Cybersecurity in M&A Transactions: Frequently Asked Questions

Cybersecurity Handshake

1. What types of transactions implicate cybersecurity and data privacy concerns?

Cybersecurity and data privacy concerns arise in many different types of M&A transactions, but greater focus on potential cybersecurity and data privacy issues should be directed toward transactions involving (a) a target company that operates in certain highly regulated industries, (b) the acquisition of sensitive information and data, and/or (c) the transfer of sensitive information and data across national borders. Target companies that operate in the financial services and healthcare industries, for example, are subject to the Gramm-Leach-Bliley Act and the Health Insurance Portability and Accountability Act of 1996, respectively. Companies in other industries are subject to the jurisdiction of other federal agencies, such as the Federal Trade Commission and the Securities Exchange Commission.

Transactions in which a buyer will acquire personally identifiable information or protected health information from the target company naturally implicate cybersecurity and data privacy concerns because not only will the buyer want to confirm that the target company is in material compliance with applicable cybersecurity and data privacy laws pre-closing, but the buyer will also need to ensure continued compliance during the integration period post-closing. Finally, the parties to a cross-border transaction involving the transfer of sensitive information and data from one country to another must abide by sometimes widely differing cybersecurity and data privacy regulatory regimes.

 

 2. What are the risks involved in failing to address cybersecurity and data privacy concerns in an M&A transaction?

Failing to properly address cybersecurity and data privacy concerns could expose target companies and buyers to lawsuits, significant governmental sanctions and/or fines, audits, and loss of goodwill and reputational harm. Moreover, it is not simply target companies and buyers that may suffer these consequences; the directors and officers of both companies are at risk as well.

 

 3. What should a buyer look for in terms of cybersecurity and data privacy during the due diligence period in an M&A transaction?

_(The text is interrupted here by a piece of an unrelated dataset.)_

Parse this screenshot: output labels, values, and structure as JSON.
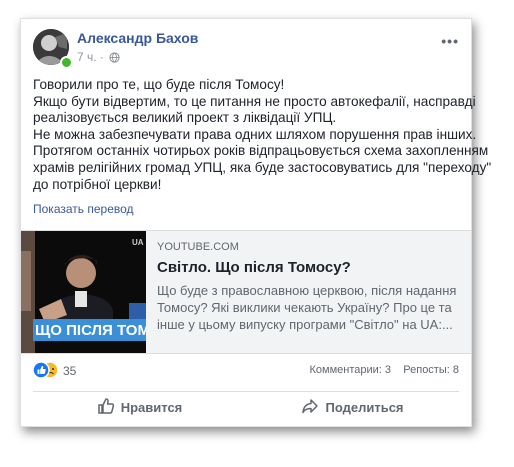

A buyer should request and inspect all of the target company’s materials that relate to cybersecurity and data privacy. Such materials include the target company’s policies, procedures, and systems relating to the collection, storage, processing, and destruction of personally identifiable information, protected health information and other sensitive information and data; a list of the target company’s websites and social media platforms and description of how the target company uses such sites and platforms; the target company’s employee manuals, handbooks and policies; and the security and privacy provisions of the target company’s vendor contracts.

A buyer should also request documentation and explanation relating to any past instances of non-compliance with applicable cybersecurity and data privacy laws or cybersecurity attacks on the target company or any of its affiliates. If there have been past instances of cybersecurity breaches or attacks, a buyer should seek information regarding how the incident occurred, the types of information exposed by the breach, the total number of individuals affected, the states of residence of each of the individuals affected, whether the individuals were properly notified of the breach, whether the requisite state agencies were properly notified of the breach, the remedial steps taken to prevent similar incidents in the future, and whether any litigation or governmental investigation resulted from the incident. A buyer should also inspect the target company’s insurance policies, including in particular its cyber insurance policy, to determine if the incident was covered and whether the target company took the requisite steps in order to secure coverage. Additionally, a buyer should consider whether additional coverages specific to cybersecurity and data privacy matters should be purchased.

 

4. How should a buyer account for cybersecurity and data privacy risks in drafting the purchase agreement in an M&A transaction?

If the due diligence review of a target company has revealed a known cybersecurity and data privacy threat, a buyer may integrate this threat into its valuation of the target company and/or include a specific indemnity in the purchase agreement to cover the risk. Inclusion of a specific indemnity in the purchase agreement will lead to a negotiation over the length of the indemnity and whether the indemnity will be subject to a cap or a basket.

Even if no specific cybersecurity and data privacy issues have been uncovered, a buyer should still request specific representations and warranties from the target company concerning the target company’s compliance with applicable cybersecurity and data privacy laws and regulations and with its own internal privacy and data protection policies. If the target company breaches such a representation and warranty, such a breach can form the basis for a fraud claim or an indemnity claim against the target company by the buyer.

Finally, if a buyer is still conducting its due diligence review at the time of signing, a buyer may want to include a diligence “out” provision allowing the buyer to terminate the agreement due to the unsatisfactory completion of its cybersecurity related due diligence before closing.